Tam bu karışık hisler içerisinde izledim Dışişleri Bakanı Hakan Fidan’ın Şam ziyaretinde Suriye halkına “Sevgili kardeşlerim” diye başlayan hitabını. Gözyaşlarımı tutmama gerek yoktu. Tutmadım da zati.
Geçen yazımda “yıkıcı emperyal güç-yapıcı emperyal güç” ayrımı yapmıştım, hatırlayacaksınız. Türkiye, an itibariyle bütün dünyaya “yapıcı emperyal güç nasıl olur”u gösteriyor Suriye üzerinden. Ve ben, bu Türkiye’nin o denli hoş, o denli haklı, o denli şahane olduğunu düşünüyorum ki bu hoşluğun, bu haklılığının, bu şahaneliğin başına bir şey gelecek diye de ödüm kopuyor.
Geçenlerde bir konferansta bana “Dünya görüşünüz nedir?” diye sormuştu bir delikanlı. Ben de “An itibariyle dünya görüşüm Türkiye’dir delikanlı” diye karşılık vermiştim.
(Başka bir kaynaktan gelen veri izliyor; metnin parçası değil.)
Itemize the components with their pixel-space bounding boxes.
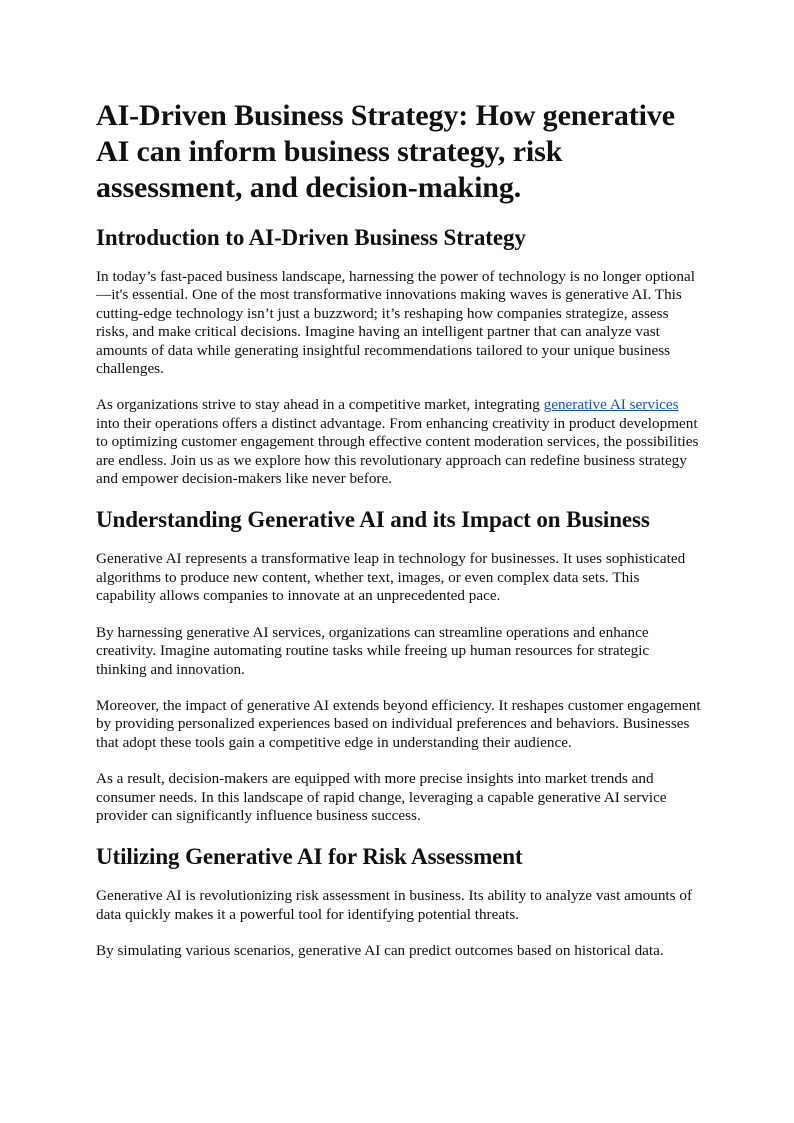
section-heading: Introduction to AI-Driven Business Strategy xyxy=(96,225,526,250)
generative-ai-services-link[interactable]: generative AI services xyxy=(543,396,679,414)
paragraph: Generative AI represents a transformative leap in technology for businesses. It uses sophisticated algorithms to produce new content, whether text, images, or even complex data sets. This capability allows companies to innovate at an unprecedented pace. xyxy=(96,550,686,605)
paragraph: Moreover, the impact of generative AI extends beyond efficiency. It reshapes customer engagement by providing personalized experiences based on individual preferences and behaviors. Businesses that adopt these tools gain a competitive edge in understanding their audience. xyxy=(96,696,701,751)
paragraph-text: As organizations strive to stay ahead in a competitive market, integrating xyxy=(96,396,544,414)
paragraph: In today’s fast-paced business landscape, harnessing the power of technology is no longer optional—it's essential. One of the most transformative innovations making waves is generative AI. This cutting-edge technology isn’t just a buzzword; it’s reshaping how companies strategize, assess risks, and make critical decisions. Imagine having an intelligent partner that can analyze vast amounts of data while generating insightful recommendations tailored to your unique business challenges. xyxy=(96,268,695,378)
section-introduction xyxy=(96,224,702,488)
section-heading: Utilizing Generative AI for Risk Assessment xyxy=(96,844,523,870)
section-risk-assessment xyxy=(96,843,702,960)
paragraph: By simulating various scenarios, generative AI can predict outcomes based on historical data. xyxy=(96,942,664,960)
document-page xyxy=(96,98,702,979)
section-understanding xyxy=(96,506,702,825)
paragraph: As a result, decision-makers are equipped with more precise insights into market trends and consumer needs. In this landscape of rapid change, leveraging a capable generative AI service provider can significantly influence business success. xyxy=(96,770,667,824)
document-title: AI-Driven Business Strategy: How generative AI can inform business strategy, risk assessment, and decision-making. xyxy=(96,99,675,204)
paragraph-with-link xyxy=(96,396,702,488)
section-heading: Understanding Generative AI and its Impact on Business xyxy=(96,507,650,533)
paragraph: Generative AI is revolutionizing risk assessment in business. Its ability to analyze vast amounts of data quickly makes it a powerful tool for identifying potential threats. xyxy=(96,887,692,923)
paragraph: By harnessing generative AI services, organizations can streamline operations and enhance creativity. Imagine automating routine tasks while freeing up human resources for strategic thinking and innovation. xyxy=(96,623,650,678)
paragraph-text: into their operations offers a distinct advantage. From enhancing creativity in product development to optimizing customer engagement through effective content moderation services, the possibilities are endless. Join us as we explore how this revolutionary approach can redefine business strategy and empower decision-makers like never before. xyxy=(96,414,699,488)
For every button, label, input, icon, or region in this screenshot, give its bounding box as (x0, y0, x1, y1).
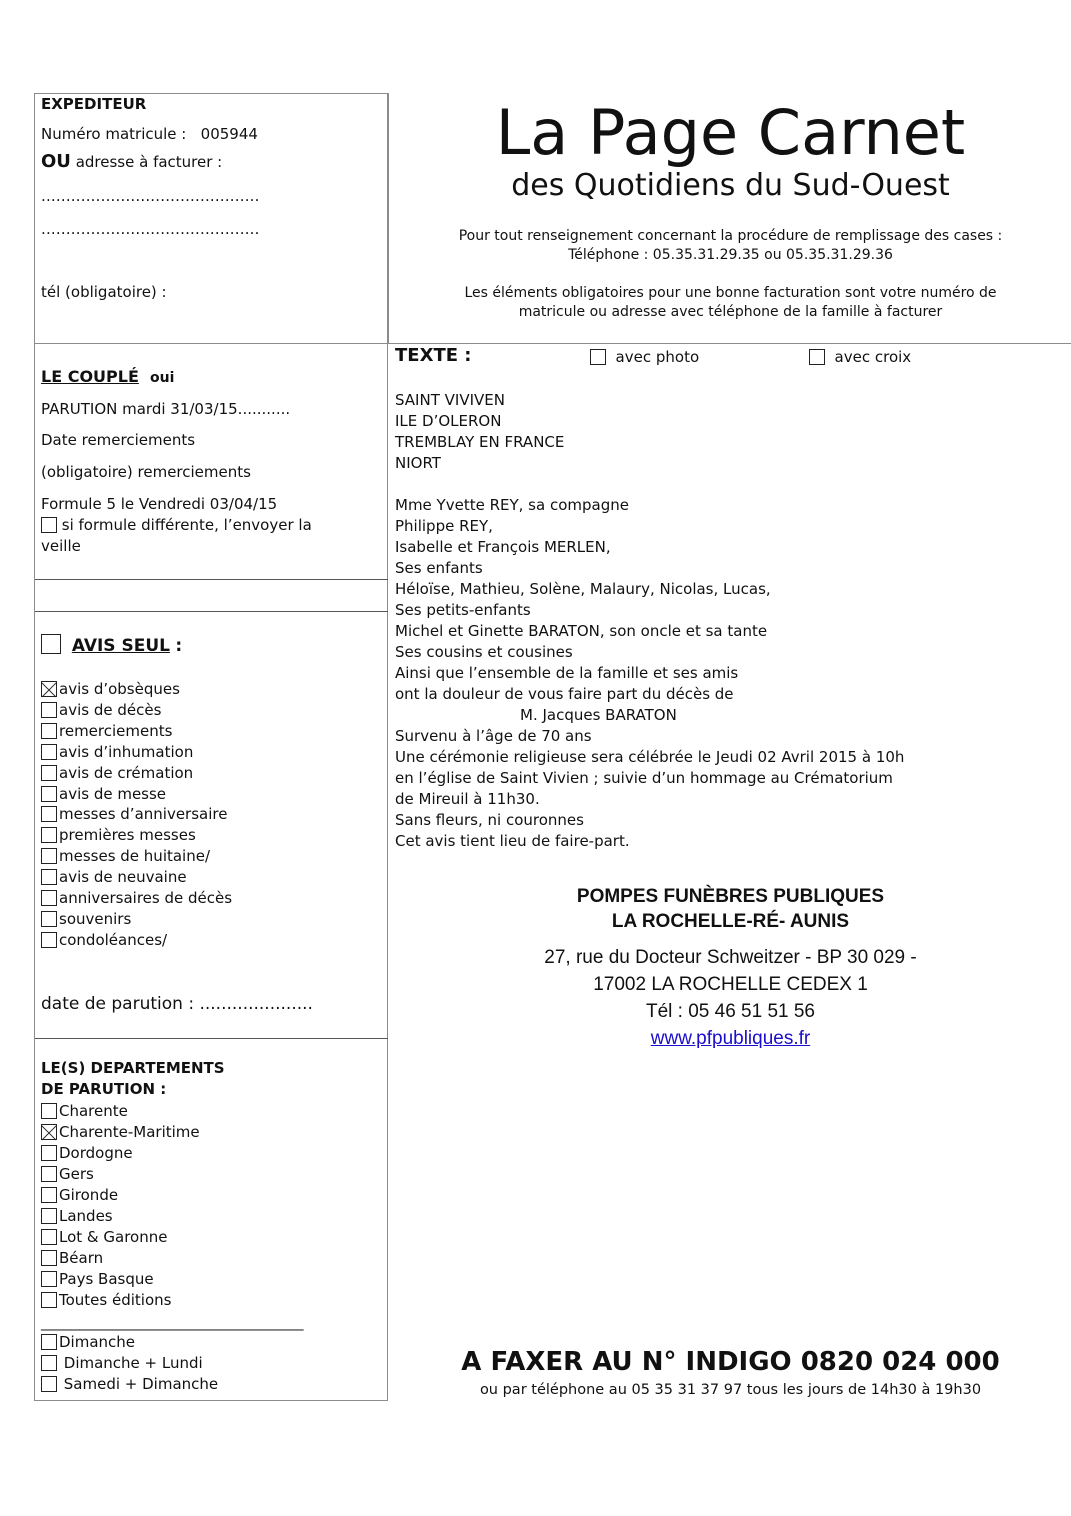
announcement-line: ont la douleur de vous faire part du décès de (395, 685, 734, 703)
announcement-line: Ainsi que l’ensemble de la famille et ses amis (395, 664, 739, 682)
obligatoire-line-1: Les éléments obligatoires pour une bonne facturation sont votre numéro de (464, 285, 997, 301)
info-line-1: Pour tout renseignement concernant la procédure de remplissage des cases : (458, 228, 1003, 244)
checkbox[interactable] (41, 1271, 57, 1287)
avis-type-label: avis de décès (59, 700, 162, 719)
avis-type-label: messes de huitaine/ (59, 847, 211, 866)
pompes-website-link[interactable]: www.pfpubliques.fr (650, 1028, 811, 1049)
column-divider-top (388, 93, 389, 343)
checkbox[interactable] (41, 723, 57, 739)
avec-croix-checkbox[interactable] (809, 349, 825, 365)
announcement-line: Ses petits-enfants (395, 601, 531, 619)
departement-item[interactable] (41, 1101, 128, 1122)
couple-heading-row (41, 366, 174, 389)
checkbox[interactable] (41, 786, 57, 802)
checkbox[interactable] (41, 848, 57, 864)
departement-label: Landes (59, 1207, 113, 1225)
avis-type-label: condoléances/ (59, 930, 168, 949)
departement-item[interactable] (41, 1164, 94, 1185)
departements-heading-1: LE(S) DEPARTEMENTS (41, 1059, 225, 1077)
avis-type-label: avis de crémation (59, 763, 194, 782)
avis-type-item[interactable] (41, 804, 227, 825)
day-option-label: Samedi + Dimanche (59, 1375, 219, 1393)
obligatoire-line-2: matricule ou adresse avec téléphone de la famille à facturer (518, 304, 943, 320)
departement-label: Béarn (59, 1249, 104, 1267)
place-line: NIORT (395, 454, 441, 472)
checkbox[interactable] (41, 911, 57, 927)
announcement-line: Ses cousins et cousines (395, 643, 573, 661)
announcement-line: Sans fleurs, ni couronnes (395, 811, 584, 829)
announcement-line: M. Jacques BARATON (520, 706, 677, 724)
checked-checkbox[interactable] (41, 1124, 57, 1140)
departement-item[interactable] (41, 1185, 118, 1206)
avis-type-label: avis d’obsèques (59, 680, 180, 698)
day-option-item[interactable] (41, 1353, 203, 1374)
avis-type-item[interactable] (41, 721, 172, 742)
avis-type-label: remerciements (59, 721, 173, 740)
couple-heading: LE COUPLÉ (41, 367, 139, 386)
checkbox[interactable] (41, 1145, 57, 1161)
departements-separator: ___________________________________ (41, 1313, 304, 1331)
checkbox[interactable] (41, 1355, 57, 1371)
pompes-name-2: LA ROCHELLE-RÉ- AUNIS (611, 911, 850, 932)
announcement-line: Survenu à l’âge de 70 ans (395, 727, 592, 745)
announcement-line: Héloïse, Mathieu, Solène, Malaury, Nicolas, Lucas, (395, 580, 771, 598)
parution-label: PARUTION mardi 31/03/15 (41, 400, 238, 418)
departement-label: Charente-Maritime (59, 1123, 200, 1141)
checkbox[interactable] (41, 806, 57, 822)
announcement-line: Cet avis tient lieu de faire-part. (395, 832, 630, 850)
avec-croix-label: avec croix (834, 348, 912, 366)
checkbox[interactable] (41, 702, 57, 718)
formule-label: Formule 5 le Vendredi 03/04/15 (41, 495, 278, 513)
checkbox[interactable] (41, 744, 57, 760)
adresse-line-2[interactable]: ............................................ (41, 220, 260, 238)
day-option-item[interactable] (41, 1332, 135, 1353)
checkbox[interactable] (41, 1187, 57, 1203)
pompes-website-row (390, 1025, 1071, 1052)
checkbox[interactable] (41, 1229, 57, 1245)
parution-dots[interactable]: ........... (237, 400, 291, 418)
avis-type-item[interactable] (41, 930, 167, 951)
announcement-line: de Mireuil à 11h30. (395, 790, 540, 808)
checkbox[interactable] (41, 765, 57, 781)
formule-different-label-cont: veille (41, 537, 81, 555)
departement-label: Pays Basque (59, 1270, 154, 1288)
checkbox[interactable] (41, 1208, 57, 1224)
avis-seul-checkbox[interactable] (41, 634, 61, 654)
departement-label: Gers (59, 1165, 94, 1183)
tel-label[interactable]: tél (obligatoire) : (41, 283, 167, 301)
day-option-label: Dimanche + Lundi (59, 1354, 203, 1372)
pompes-address-2: 17002 LA ROCHELLE CEDEX 1 (593, 974, 868, 995)
place-line: TREMBLAY EN FRANCE (395, 433, 565, 451)
page-title: La Page Carnet (495, 96, 966, 169)
adresse-row (41, 151, 222, 173)
departement-label: Gironde (59, 1186, 119, 1204)
checkbox[interactable] (41, 932, 57, 948)
checkbox[interactable] (41, 890, 57, 906)
departement-item[interactable] (41, 1206, 113, 1227)
avis-type-item[interactable] (41, 700, 161, 721)
avis-type-item[interactable] (41, 763, 193, 784)
date-remerciements: Date remerciements (41, 431, 196, 449)
fax-number: A FAXER AU N° INDIGO 0820 024 000 (461, 1347, 1000, 1377)
texte-heading: TEXTE : (395, 345, 472, 366)
checkbox[interactable] (41, 869, 57, 885)
checkbox[interactable] (41, 1376, 57, 1392)
announcement-line: Isabelle et François MERLEN, (395, 538, 611, 556)
avis-type-label: messes d’anniversaire (59, 805, 228, 824)
avis-seul-heading: AVIS SEUL (71, 636, 170, 656)
avis-type-label: avis de messe (59, 784, 167, 803)
page-subtitle: des Quotidiens du Sud-Ouest (511, 168, 950, 203)
announcement-line: Philippe REY, (395, 517, 493, 535)
date-parution[interactable]: date de parution : ..................... (41, 994, 313, 1014)
checkbox[interactable] (41, 1334, 57, 1350)
checked-checkbox[interactable] (41, 681, 57, 697)
adresse-line-1[interactable]: ............................................ (41, 187, 260, 205)
departement-label: Lot & Garonne (59, 1228, 168, 1246)
section-divider-departements (35, 1038, 388, 1039)
avis-type-label: anniversaires de décès (59, 889, 233, 907)
departement-label: Dordogne (59, 1144, 133, 1162)
announcement-line: Ses enfants (395, 559, 483, 577)
departement-label: Charente (59, 1102, 128, 1120)
day-option-label: Dimanche (59, 1333, 136, 1351)
parution-row (41, 399, 290, 420)
section-divider-couple (35, 579, 388, 580)
departement-item[interactable] (41, 1248, 103, 1269)
avec-photo-option[interactable] (590, 347, 699, 368)
announcement-line: Michel et Ginette BARATON, son oncle et sa tante (395, 622, 768, 640)
avis-type-label: avis de neuvaine (59, 868, 187, 887)
avis-type-label: souvenirs (59, 909, 132, 928)
avec-photo-label: avec photo (615, 348, 700, 366)
checkbox[interactable] (41, 1166, 57, 1182)
matricule-row (41, 124, 258, 145)
avis-type-item[interactable] (41, 846, 210, 867)
avis-seul-colon: : (175, 636, 183, 656)
announcement-line: Mme Yvette REY, sa compagne (395, 496, 629, 514)
avis-type-item[interactable] (41, 825, 196, 846)
departement-item[interactable] (41, 1290, 171, 1311)
departement-item[interactable] (41, 1227, 167, 1248)
obligatoire-remerciements: (obligatoire) remerciements (41, 463, 251, 481)
announcement-line: en l’église de Saint Vivien ; suivie d’un hommage au Crématorium (395, 769, 893, 787)
avis-type-item[interactable] (41, 679, 180, 700)
info-line-2: Téléphone : 05.35.31.29.35 ou 05.35.31.29.36 (568, 247, 893, 263)
avis-type-label: avis d’inhumation (59, 742, 194, 761)
checkbox[interactable] (41, 1292, 57, 1308)
avis-type-item[interactable] (41, 888, 232, 909)
day-option-item[interactable] (41, 1374, 218, 1395)
checkbox[interactable] (41, 1250, 57, 1266)
avec-photo-checkbox[interactable] (590, 349, 606, 365)
avis-type-label: premières messes (59, 826, 196, 845)
formule-different-checkbox[interactable] (41, 517, 57, 533)
ou-label: OU (41, 151, 71, 172)
phone-hours: ou par téléphone au 05 35 31 37 97 tous les jours de 14h30 à 19h30 (479, 1382, 982, 1398)
formule-different-row (41, 515, 312, 536)
checkbox[interactable] (41, 1103, 57, 1119)
couple-oui: oui (150, 370, 175, 386)
avis-type-item[interactable] (41, 784, 166, 805)
checkbox[interactable] (41, 827, 57, 843)
avis-type-item[interactable] (41, 867, 187, 888)
departement-item[interactable] (41, 1143, 133, 1164)
adresse-label: adresse à facturer : (75, 153, 223, 171)
avec-croix-option[interactable] (809, 347, 911, 368)
departement-label: Toutes éditions (59, 1291, 172, 1309)
departements-heading-2: DE PARUTION : (41, 1080, 167, 1098)
formule-different-label: si formule différente, l’envoyer la (57, 516, 312, 534)
departement-item[interactable] (41, 1122, 200, 1143)
expediteur-heading: EXPEDITEUR (41, 95, 147, 113)
place-line: ILE D’OLERON (395, 412, 502, 430)
pompes-name-1: POMPES FUNÈBRES PUBLIQUES (576, 886, 885, 907)
avis-seul-row (41, 634, 182, 658)
matricule-label: Numéro matricule : (41, 125, 187, 143)
departement-item[interactable] (41, 1269, 154, 1290)
pompes-tel: Tél : 05 46 51 51 56 (645, 1001, 815, 1022)
announcement-line: Une cérémonie religieuse sera célébrée le Jeudi 02 Avril 2015 à 10h (395, 748, 905, 766)
section-divider-avis (35, 611, 388, 612)
avis-type-item[interactable] (41, 909, 131, 930)
pompes-address-1: 27, rue du Docteur Schweitzer - BP 30 029 - (544, 947, 917, 968)
matricule-value[interactable]: 005944 (200, 125, 258, 143)
avis-type-item[interactable] (41, 742, 193, 763)
section-divider-top (34, 343, 1071, 344)
place-line: SAINT VIVIVEN (395, 391, 505, 409)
Biz artık ve şu anda çok farkında olmayabiliriz lakin Türkiye “Bir dünya görüşü”nün de ismidir artık. En hoş sözünü de Yunus dedemizin “ben gelmedim davi için / benim işim sevi için / dostun konutu gönüllerdir / gönüller yapmaya geldim” dörtlüğünde buluyor bence bu dünya görüşü.
Romantizm yapacağım biraz, kusuruma bakmayın. Çok isterim “dünya görüşünüz nedir?” diye sorulan insanların, “Dünya görüşüm Türkiye, İslamcı”, “Dünya görüşüm Türkiye, ülkücü”, “Dünya görüşüm Türkiye, solcu”, “Dünya görüşüm Türkiye, sosyalist”, hatta “Dünya görüşüm Türkiye, Kemalist” diye karşılık verdikleri bir ülkede yaşamayı. Yani çok isterim insanların Türkiye’nin ne yapmak, nereye varmak istediğini anlamalarını. İşin burası anlaşılırsa gerisi çorap söküğü üzere gelecektir zira.
Hakan Fidan’ın konuşmasından “Dünya görüşümüz niye Türkiye olmalıdır?” sorusunun yanıtı olabilecek nefis cümlelerle bitireyim: “Sevgili kardeşlerim, 14 sene boyunca sevinciniz sevincimiz, hüznünüz hüznümüz oldu. Kardeşlik ve komşuluk hukuku bunu gerektiriyordu. Bugün Türkiye olarak tarihin yanlışsız tarafında yer almış olmanın haklı gururunu yaşıyoruz. Kıymetli kardeşlerim, inşallah ülkenizin en güç, en karanlık periyodu geride kaldı. İnşallah daha hoş günlerimiz bizi bekliyor. Suriye’nin bütün etnik, dini ve mezhep kümeleri daha memnun ve huzurlu olacak inşallah. Bundan sonraki süreçte Suriye’nin geleceğini belirleyecek olan sizlersiniz. Suriye’nin inançlı, özgür, müreffeh bir ülkeye dönüşmesi sizlerin sayesinde mümkün olacaktır.”